ABC News had some more details.
Kim told South Korean President Moon Jae-in at a summit last month that he would "ardently welcome the pope if he visits Pyongyang," according to South Korean officials who were quoted widely in media Tuesday.
The news of Moon's interest in a visit from the pope comes as Moon is about to begin a European trip that will include a private conference with Pope Francis at the Vatican where the South Korean president is expected to pass on Kim's invitation in person.
Moon, a practicing Catholic, will meet with the pope on Oct. 18, Vatican spokesperson Greg Burke said.
The New York Times predicted the visit would probably not happen.
There was no immediate comment from the Vatican on whether Francis would accept the invitation, but it is considered highly unlikely.
No pontiff has ever visited North Korea, whose totalitarian government cracks down on religious activities, instead promoting a personality cult around Mr. Kim and his father and grandfather, who ruled the country as godlike figures…
Mr. Moon hopes that Francis might accept Mr. Kim’s invitation in a landmark moment for easing tensions on the peninsula. A visit would also signal a willingness by Mr. Kim to open his country.
But should the pope accept the offer, he would wade into a country widely accused of torturing and even executing the faithful.
As for the “why” of the invitation, far less was available. Was this just a PR stunt? First Donald Trump; now the pope? The Vatican News only said Francis is interested in the country.
Pope Francis has been closely following developments in the Korean peninsula. He visited South Korea, 13-18 August 2014, on the occasion of the 6th Asian Youth Day.
He dedicated his Mass on the final day to reconciliation on the Korean peninsula, urging all Koreans to reject a "mindset of suspicion and confrontation" and find new paths to build peace.
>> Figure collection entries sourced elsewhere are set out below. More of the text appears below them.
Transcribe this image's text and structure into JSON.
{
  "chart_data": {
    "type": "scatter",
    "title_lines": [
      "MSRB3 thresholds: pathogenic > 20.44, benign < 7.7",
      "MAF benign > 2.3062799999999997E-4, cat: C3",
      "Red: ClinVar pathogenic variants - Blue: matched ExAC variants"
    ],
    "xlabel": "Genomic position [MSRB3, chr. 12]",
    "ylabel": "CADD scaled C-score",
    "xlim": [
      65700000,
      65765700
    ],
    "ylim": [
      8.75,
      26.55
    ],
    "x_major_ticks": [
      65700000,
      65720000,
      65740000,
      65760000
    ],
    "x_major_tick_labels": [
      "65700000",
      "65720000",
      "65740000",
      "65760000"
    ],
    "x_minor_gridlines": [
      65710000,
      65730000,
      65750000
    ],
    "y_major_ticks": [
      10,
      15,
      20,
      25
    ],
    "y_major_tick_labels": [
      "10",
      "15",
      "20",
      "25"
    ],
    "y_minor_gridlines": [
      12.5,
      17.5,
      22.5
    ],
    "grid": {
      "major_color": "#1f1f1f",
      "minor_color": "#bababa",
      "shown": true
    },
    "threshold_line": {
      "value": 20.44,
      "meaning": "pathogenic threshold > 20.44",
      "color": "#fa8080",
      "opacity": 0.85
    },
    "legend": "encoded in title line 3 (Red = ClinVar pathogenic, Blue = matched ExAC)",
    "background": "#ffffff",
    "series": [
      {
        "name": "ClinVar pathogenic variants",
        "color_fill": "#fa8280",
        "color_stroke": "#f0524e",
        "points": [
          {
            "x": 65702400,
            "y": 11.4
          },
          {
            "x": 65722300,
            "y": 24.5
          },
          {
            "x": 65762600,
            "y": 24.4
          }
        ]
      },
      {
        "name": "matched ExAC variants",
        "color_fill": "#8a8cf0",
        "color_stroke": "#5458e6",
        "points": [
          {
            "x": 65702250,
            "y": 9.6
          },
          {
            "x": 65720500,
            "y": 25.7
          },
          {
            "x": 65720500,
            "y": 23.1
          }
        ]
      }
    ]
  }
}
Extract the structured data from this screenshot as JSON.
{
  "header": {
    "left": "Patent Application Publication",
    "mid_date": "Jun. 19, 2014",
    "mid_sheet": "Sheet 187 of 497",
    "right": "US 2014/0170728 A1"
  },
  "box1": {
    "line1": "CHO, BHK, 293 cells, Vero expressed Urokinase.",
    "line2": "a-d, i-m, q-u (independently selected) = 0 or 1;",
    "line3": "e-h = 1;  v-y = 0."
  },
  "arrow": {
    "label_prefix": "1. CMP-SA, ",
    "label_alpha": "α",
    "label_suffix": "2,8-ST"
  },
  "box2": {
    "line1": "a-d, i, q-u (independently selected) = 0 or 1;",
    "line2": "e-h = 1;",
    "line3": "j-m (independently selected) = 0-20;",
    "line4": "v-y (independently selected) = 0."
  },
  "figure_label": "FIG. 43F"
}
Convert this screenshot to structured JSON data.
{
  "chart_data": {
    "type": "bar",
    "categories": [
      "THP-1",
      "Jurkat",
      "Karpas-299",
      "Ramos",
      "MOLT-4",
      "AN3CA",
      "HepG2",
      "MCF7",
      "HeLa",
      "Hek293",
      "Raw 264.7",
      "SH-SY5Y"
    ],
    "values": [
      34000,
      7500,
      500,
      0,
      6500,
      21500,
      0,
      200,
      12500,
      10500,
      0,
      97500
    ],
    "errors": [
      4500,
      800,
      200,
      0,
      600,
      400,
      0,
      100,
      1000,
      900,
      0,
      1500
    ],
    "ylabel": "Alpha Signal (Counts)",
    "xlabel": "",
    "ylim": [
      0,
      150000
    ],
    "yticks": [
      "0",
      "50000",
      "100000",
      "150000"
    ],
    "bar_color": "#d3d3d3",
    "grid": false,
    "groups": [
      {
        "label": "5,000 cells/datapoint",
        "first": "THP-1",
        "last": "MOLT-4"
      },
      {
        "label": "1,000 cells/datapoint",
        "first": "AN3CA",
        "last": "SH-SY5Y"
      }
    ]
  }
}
The Wall Street Journal probably had the best coverage in the print media. This piece provides us with this background. A piece double-bylined by Andrew Jeong (Seoul) and Francis Rocca (Rome) says in part:
Although it is unclear when Catholicism first came to Korea, the religion made meaningful inroads into Korea in the 18th century. There are accounts of Catholic baptisms and furtive gatherings among Catholic Koreans in the 1780s. But all forms of Christianity were persecuted until the late 19th century.
The northern half of the peninsula had been home to thousands of Christians, including Catholics, before Mr. Kim’s grandfather, Kim Il Sung, came to power as North Korean state founder. Pyongyang had once been known as the “Jerusalem of the East” for its preponderance of Christians, and Kim Il Sung built three showcase churches in the city, but critics say that was to hide his country’s religious intolerance.
Since the end of the Korean War in 1953, North Korea has banned Catholic priests from residing there. The Vatican doesn’t keep statistics for Catholics there.
Will he go? What would be his conditions if he did?
There’s so many rich possibilities to be mined here, yet when I checked with various Catholic news outlets, I found nothing that told me what was up. Even ForeignPolicy.com had nothing. Neither did the South China Morning Post. Odd.
Must say Pope Francis must find the offer quite tempting. It used to be said that popes wanted to be invited to visit China, where there’s definitely a Catholic presence. And now North Korea wants to upstage its next door neighbor?
Clearly something’s going on in east Asia and if this possibility has been in the works for some time, journalists covering the region should be knowledgeable about it. Judging from what’s out there in today’s news, few of them were.
I’m hoping the next few news cycles will have more information. After all, Kim Jong-un isn’t putting his name out there for nothing. He’s laying his cards out on the table because he’s guessing the Vatican will bite. And if it it does, that will be the papal press trip of the century, don’t you think?